My publisher, Dave Boles of Cold River Press, will release the e-book version soon. He is kind enough to donate all proceeds from the e-book also to the SARF. So with all these developments I expect a boost in sales.
JAMIE: When did you fall in love with poetry? When did you realize you are a poet?
SILVA: I am a late bloomer. I started writing in 2011 and my first book was released in 2013. Even though we grew up with the poetry of Shakespeare, Keats, etc.. and many Armenian poets, the thought of writing poetry hadn’t occurred to me. My education is in Business Administration not Fine Art. It was almost like catching the bug of poetry, very unexpected, once I started writing I couldn’t stop. I didn’t write to be published at first, it was just for the pleasure of it, later when I saw friends publishing books, the idea came to me to publish and make it count for something by donating the proceeds.

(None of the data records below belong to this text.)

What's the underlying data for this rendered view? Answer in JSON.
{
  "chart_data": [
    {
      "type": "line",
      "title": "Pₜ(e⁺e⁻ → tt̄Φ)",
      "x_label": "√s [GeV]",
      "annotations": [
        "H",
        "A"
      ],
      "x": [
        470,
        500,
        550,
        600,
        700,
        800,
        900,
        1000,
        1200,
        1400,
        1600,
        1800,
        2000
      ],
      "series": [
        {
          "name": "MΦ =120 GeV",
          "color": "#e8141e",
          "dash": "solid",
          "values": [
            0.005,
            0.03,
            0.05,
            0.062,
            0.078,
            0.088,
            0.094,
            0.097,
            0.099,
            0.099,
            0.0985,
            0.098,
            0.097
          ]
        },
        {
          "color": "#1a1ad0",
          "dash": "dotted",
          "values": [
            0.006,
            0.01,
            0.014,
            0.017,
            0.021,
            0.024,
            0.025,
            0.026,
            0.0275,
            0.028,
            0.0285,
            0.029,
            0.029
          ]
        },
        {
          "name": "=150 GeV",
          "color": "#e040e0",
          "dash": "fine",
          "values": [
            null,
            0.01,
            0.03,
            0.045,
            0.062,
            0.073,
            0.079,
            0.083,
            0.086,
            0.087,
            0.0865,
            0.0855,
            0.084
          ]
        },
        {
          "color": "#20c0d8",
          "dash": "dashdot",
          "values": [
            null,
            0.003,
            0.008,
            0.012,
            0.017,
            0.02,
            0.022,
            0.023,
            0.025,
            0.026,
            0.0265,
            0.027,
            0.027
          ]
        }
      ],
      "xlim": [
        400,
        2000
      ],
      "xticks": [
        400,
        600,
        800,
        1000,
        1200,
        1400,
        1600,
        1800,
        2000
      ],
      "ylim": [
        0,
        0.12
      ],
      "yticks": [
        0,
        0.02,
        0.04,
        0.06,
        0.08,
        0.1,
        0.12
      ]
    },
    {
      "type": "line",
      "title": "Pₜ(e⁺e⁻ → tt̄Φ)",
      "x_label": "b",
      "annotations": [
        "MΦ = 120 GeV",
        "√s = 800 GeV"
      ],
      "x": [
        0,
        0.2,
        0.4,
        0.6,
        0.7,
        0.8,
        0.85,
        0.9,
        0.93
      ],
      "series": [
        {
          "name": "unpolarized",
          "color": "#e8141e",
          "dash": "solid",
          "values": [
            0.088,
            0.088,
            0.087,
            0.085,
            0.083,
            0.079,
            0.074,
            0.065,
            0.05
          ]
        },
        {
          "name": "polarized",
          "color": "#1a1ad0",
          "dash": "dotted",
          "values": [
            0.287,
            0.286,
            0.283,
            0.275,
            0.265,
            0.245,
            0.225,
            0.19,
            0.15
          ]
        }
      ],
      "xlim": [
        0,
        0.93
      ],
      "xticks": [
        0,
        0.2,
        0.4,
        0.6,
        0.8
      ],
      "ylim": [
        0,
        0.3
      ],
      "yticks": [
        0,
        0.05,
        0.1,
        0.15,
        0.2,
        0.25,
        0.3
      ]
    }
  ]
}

JAMIE: What are the reactions to your work that surprise you most?
SILVA: I didn’t expect the level of appreciation for my poetry that I received. Especially from those who themselves write and/or are well read in poetry. I have to thank the Irish first for this recognition. They have such talented poets and they recognized my potential first.
I also didn’t expect the difficulty to be accepted as a writer in the Armenian community. It was almost like they waited for me to be respected in the foreign circles before they’d acknowledge me, instead of reading my work and appreciating it themselves. I am disappointed in that respect.
JAMIE: Tell us something about your travels: How did your family arrive in Lebanon and why did they move from there. How did you end up in the U.S.?
SILVA: My grandparents had to flee their homes twice, trying to survive the Armenian Genocide. If you are familiar with the book The Forty Days of Musa Dagh by Austrian -Bohemian writer Franz Werfel, first published in German in 1933, it is the story of my grandparents. The French helped the population of seven villages escape and relocate as refugees in the Bekaa Valley in Lebanon. So my grandparents did live under refugee tents for a whole year. Now the area is a buzzing town with three churches and schools and commerce.
I left Lebanon after experiencing eight years of the civil war*. Geneva was the city I healed from the war scars. Later I settled in California to raise my sons with my husband.
JAMIE: What do you think most Westerners don’t understand about the Middle East? What do you know and understand that you would like everyone to know?
SILVA: What most don’t understand about Lebanon, and to a degree parts of the Middle East, is that the vast majority of the people are just the nicest fun loving, peace loving, hard working families. They want for their children everything an American family wants. The number of innocent people who are collateral damage to the events in that part of the world is just heartbreaking.
JAMIE: I understand that your brother is a novelist. Does your family have a history of poets and writers?
SILVA: My brother has two volumes of poetry in Armenian. He is writing his third novel. I am not aware of anyone else in my family who has published books, except a volume of translations by my father.
JAMIE: You have two well-received collections completed. Where to now?
SILVA: That’s a question I’ve been asking myself. I think I will keep writing and hope a third book will be in the future for me.